= Simon Fletcher (political advisor) =

UK Labour party political strategist

Simon Fletcher is a prominent figure on the left of the British Labour Party. He is a left wing political strategist and campaigner who has held senior positions working for socialist politicians including the Mayor of London Ken Livingstone and leader of the opposition, Jeremy Corbyn.

==Biography==

Fletcher was born in Oxfordshire and earned a first-class degree at the City of London Polytechnic (now London Guildhall University).

== Career ==
In 1993, Fletcher was elected as a councillor at a by-election for the St Pancras ward on Camden London Borough Council, after the resignation of the incumbent Mary Helsdon.

Fletcher worked in the office of Tony Benn. He ran the successful campaigns to win the London Mayoralty (2000), the Labour leadership (2015) and the Scottish Labour leadership (2017). Fletcher also ran Livingstone's campaign to be the Labour candidate for Mayor of London in 2010. He worked in the office of three successive Labour Party leaders, having been the trade union liaison manager for Ed Miliband, and then chief of staff for Jeremy Corbyn, and advisor for planning election campaigns to Sir Keir Starmer.

A close aide to Ken Livingstone, Fletcher was the first elected Mayor of London's chief of staff, heading Livingstone's office for two terms. During this time he is reported to have been a member of the Trotskyist group Socialist Action, the successor organisation to the International Marxist Group.

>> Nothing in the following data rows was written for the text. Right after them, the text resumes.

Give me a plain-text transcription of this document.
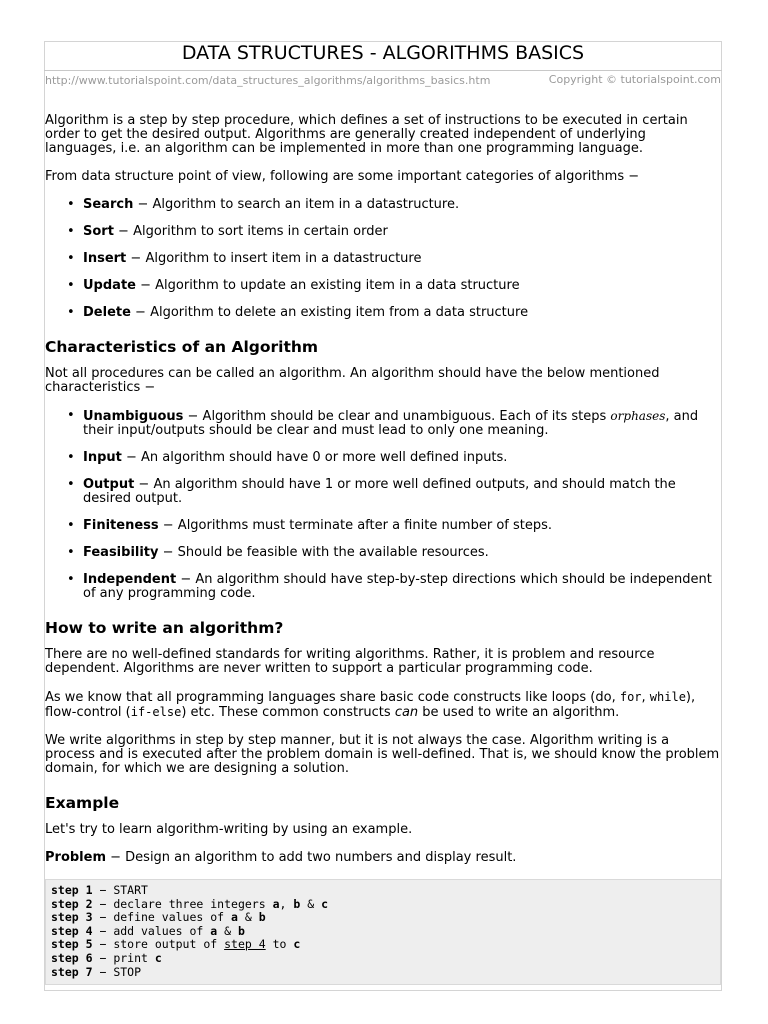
DATA STRUCTURES - ALGORITHMS BASICS
http://www.tutorialspoint.com/data_structures_algorithms/algorithms_basics.htm	Copyright © tutorialspoint.com

Algorithm is a step by step procedure, which defines a set of instructions to be executed in certain order to get the desired output. Algorithms are generally created independent of underlying languages, i.e. an algorithm can be implemented in more than one programming language.

From data structure point of view, following are some important categories of algorithms −

• Search − Algorithm to search an item in a datastructure.
• Sort − Algorithm to sort items in certain order
• Insert − Algorithm to insert item in a datastructure
• Update − Algorithm to update an existing item in a data structure
• Delete − Algorithm to delete an existing item from a data structure
Characteristics of an Algorithm

Not all procedures can be called an algorithm. An algorithm should have the below mentioned characteristics −

• Unambiguous − Algorithm should be clear and unambiguous. Each of its steps orphases, and their input/outputs should be clear and must lead to only one meaning.
• Input − An algorithm should have 0 or more well defined inputs.
• Output − An algorithm should have 1 or more well defined outputs, and should match the desired output.
• Finiteness − Algorithms must terminate after a finite number of steps.
• Feasibility − Should be feasible with the available resources.
• Independent − An algorithm should have step-by-step directions which should be independent of any programming code.
How to write an algorithm?

There are no well-defined standards for writing algorithms. Rather, it is problem and resource dependent. Algorithms are never written to support a particular programming code.

As we know that all programming languages share basic code constructs like loops (do, for, while), flow-control (if-else) etc. These common constructs can be used to write an algorithm.

We write algorithms in step by step manner, but it is not always the case. Algorithm writing is a process and is executed after the problem domain is well-defined. That is, we should know the problem domain, for which we are designing a solution.

Example

Let's try to learn algorithm-writing by using an example.

Problem − Design an algorithm to add two numbers and display result.

step 1 − START
step 2 − declare three integers a, b & c
step 3 − define values of a & b
step 4 − add values of a & b
step 5 − store output of step 4 to c
step 6 − print c
step 7 − STOP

Fletcher is reported to have negotiated Livingstone's early 're-entry' to the Labour Party after Livingstone had stood as an independent in the 2000 mayoral election. An Evening Standard profile of Fletcher and other Livingstone mayoral advisers reported that when Livingstone travelled abroad he left Fletcher in charge, and quoted the London Assembly member Toby Harris as saying that Fletcher was the Mayor's 'surrogate brain.' The report stated that his 'abilities are highly regarded, even by those who do not warm to him.' The same newspaper in 2007 described him as 'the Mayor's super-bright, ultra-loyal chief of staff.'

Fletcher headed a Labour Party Tory-attack team in London in the 2010 general election. In a 2014 Total Politics interview, the then Conservative Mayor of London, Boris Johnson, defined a 'Fletcheresque' approach to campaigning, drawing attention to Fletcher's transition from Livingstone's chief of staff to Miliband aide: "I think lots of Labour voters are rally disheartened with Miliband" he says. "People don’t know what he stands for. He’s neither fish, flesh nor fowl. What’s the point of Miliband? He’s doing this terrible thing, this Fletcheresque [another reference to Simon Fletcher, Livingstone’s former chief of staff] nonsense of making these boutique offers to people."

Having been the director of Jeremy Corbyn's campaign to be Labour Party leader Fletcher was then campaign director for the successful Scottish Labour leadership bid by Richard Leonard MSP. In 2020 he was appointed Strategic Campaigns Adviser for Keir Starmer's Labour leadership election campaign, but it was announced Fletcher would leave after the 2021 local elections.

== Personal life ==
According to the Independent, Fletcher is divorced.
The Huffington Post reports that he lives in Gateshead with his partner Marie Nixon, a former member of Sunderland's Kenickie band.